Indonesian recalls stinging tear gas in deadly soccer melee
By
JOSEPH FITSANAKIS
PUBLISHED:
THE HINDU TIMES
THE INDONESIAN PRESS
THE HINDU TIMES
THE HINDU TIMES
December 18, 2010
MANY people living in Indonesia have already moved on. But the burning tragedy of last week’s brutal attack on an ASEAN football club, in a crowded stadium filled with fans, will haunt them forever.
Like the victims of other mass killings in Asia, the victims of last Wednesday’s attack at Padang was young, poor and female – victims of crime which is rarely discussed or punished in Indonesia.
It was, by all accounts and measures, a well planned, brilliantly executed massacre of the ASEAN club, Persepolis, and hundreds of other people, including police, supporters and the club’s own fans, who came to support the team.
An official investigation by the prosecutor’s office has yet to be completed; but if it confirms the killing of a large number of people, including club staff and players, then a new precedent will have been set in Indonesia for the handling of crimes involving mass killings.
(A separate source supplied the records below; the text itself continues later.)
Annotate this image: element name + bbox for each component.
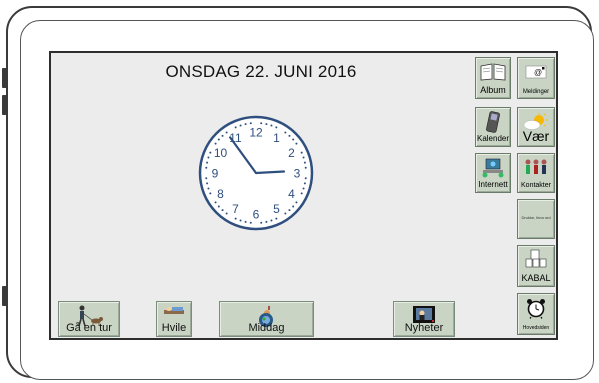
date-title: ONSDAG 22. JUNI 2016 [165, 62, 357, 81]
phone-icon [476, 111, 510, 133]
clock-minute-dot [260, 122, 263, 125]
clock-minute-dot [239, 219, 242, 222]
clock-minute-dot [270, 124, 273, 127]
cards-icon [518, 249, 554, 271]
clock-minute-dot [207, 156, 210, 159]
kalender-tile[interactable]: Kalender [475, 107, 511, 147]
clock-number: 7 [232, 202, 239, 216]
clock-minute-dot [225, 212, 228, 215]
clock-minute-dot [207, 187, 210, 190]
ordtrykk-label: Drukke, lima ord [521, 215, 551, 220]
clock-number: 1 [273, 131, 280, 145]
internett-label: Internett [478, 180, 508, 189]
home-screen: ONSDAG 22. JUNI 2016 12 1 2 3 4 5 6 7 8 9 10 11 Alb… [49, 51, 558, 340]
clock-number: 6 [253, 208, 260, 222]
meldinger-badge: @ [534, 68, 542, 77]
kontakter-tile[interactable]: Kontakter [517, 153, 555, 193]
clock-number: 10 [214, 146, 228, 160]
clock-minute-dot [221, 209, 224, 212]
vaer-label: Vær [522, 128, 550, 144]
clock-minute-dot [249, 122, 252, 125]
clock-minute-dot [304, 177, 307, 180]
clock-minute-dot [284, 212, 287, 215]
clock-minute-dot [234, 126, 237, 129]
clock-minute-dot [244, 220, 247, 223]
clock-minute-dot [239, 124, 242, 127]
clock-minute-dot [209, 192, 212, 195]
nyheter-tile[interactable]: Nyheter [393, 301, 455, 337]
clock-minute-dot [206, 161, 209, 164]
meldinger-tile[interactable]: @ Meldinger [517, 57, 555, 99]
clock-number: 9 [212, 167, 219, 181]
nyheter-label: Nyheter [404, 322, 444, 334]
kabal-tile[interactable]: KABAL [517, 245, 555, 287]
clock-minute-dot [292, 138, 295, 141]
clock-minute-dot [205, 177, 208, 180]
bed-icon [162, 304, 186, 322]
clock-minute-dot [284, 131, 287, 134]
album-label: Album [480, 85, 506, 95]
ga-en-tur-label: Gå en tur [66, 322, 112, 334]
clock-minute-dot [302, 187, 305, 190]
clock-minute-dot [234, 217, 237, 220]
album-tile[interactable]: Album [475, 57, 511, 99]
clock-minute-dot [214, 142, 217, 145]
clock-minute-dot [300, 192, 303, 195]
clock-minute-dot [225, 131, 228, 134]
ordtrykk-tile[interactable]: Drukke, lima ord [517, 199, 555, 239]
clock-minute-dot [206, 182, 209, 185]
book-icon [476, 61, 510, 83]
clock-minute-dot [303, 161, 306, 164]
internett-tile[interactable]: Internett [475, 153, 511, 193]
alarm-clock-icon [518, 297, 554, 319]
clock-number: 5 [273, 202, 280, 216]
clock-minute-dot [209, 151, 212, 154]
clock-minute-dot [275, 126, 278, 129]
meldinger-label: Meldinger [522, 89, 550, 95]
clock-minute-dot [270, 219, 273, 222]
clock-minute-dot [300, 151, 303, 154]
clock-minute-dot [205, 166, 208, 169]
clock-minute-dot [288, 209, 291, 212]
clock-minute-dot [217, 205, 220, 208]
clock-number: 3 [294, 167, 301, 181]
clock-number: 2 [288, 146, 295, 160]
analog-clock: 12 1234567891011 [198, 115, 314, 231]
ga-en-tur-tile[interactable]: Gå en tur [58, 301, 120, 337]
clock-number: 4 [288, 187, 295, 201]
middag-label: Middag [248, 322, 285, 334]
hovedsiden-tile[interactable]: Hovedsiden [517, 293, 555, 335]
clock-number: 12 [249, 126, 263, 140]
hovedsiden-label: Hovedsiden [522, 325, 550, 331]
clock-minute-dot [244, 123, 247, 126]
clock-minute-dot [295, 201, 298, 204]
middag-tile[interactable]: Middag [219, 301, 314, 337]
clock-minute-dot [303, 182, 306, 185]
clock-minute-dot [265, 123, 268, 126]
clock-minute-dot [265, 220, 268, 223]
clock-minute-dot [249, 221, 252, 224]
clock-minute-dot [295, 142, 298, 145]
hvile-tile[interactable]: Hvile [156, 301, 192, 337]
kontakter-label: Kontakter [521, 182, 551, 189]
clock-minute-dot [302, 156, 305, 159]
clock-minute-dot [214, 201, 217, 204]
clock-hour-hand [254, 170, 286, 175]
clock-minute-dot [288, 134, 291, 137]
clock-minute-dot [260, 221, 263, 224]
people-icon [518, 157, 554, 179]
vaer-tile[interactable]: Vær [517, 107, 555, 147]
clock-minute-dot [275, 217, 278, 220]
clock-minute-dot [221, 134, 224, 137]
kabal-label: KABAL [521, 273, 551, 283]
clock-minute-dot [292, 205, 295, 208]
clock-number: 8 [217, 187, 224, 201]
email-icon: @ [518, 61, 554, 83]
kalender-label: Kalender [476, 134, 510, 143]
clock-minute-dot [217, 138, 220, 141]
hvile-label: Hvile [161, 322, 187, 334]
clock-minute-dot [304, 166, 307, 169]
computer-icon [476, 157, 510, 179]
For the first time in its history, the country has a government and judiciary deeply committed to stopping such killings, which have become the scourge of Indonesia, where there are now a record 10,000.
In a country where the police are rarely trained or equipped to tackle the crime of murder, the attack at Persepolis provides a terrifying wake-up call, as if a country were waking up to how easy it could be for someone to pull the trigger on innocent people.
It is, of course, one thing for a government to take up this challenge. It is another for the police to take it up, to work with prosecutors, the judiciary and their political masters in the legislature.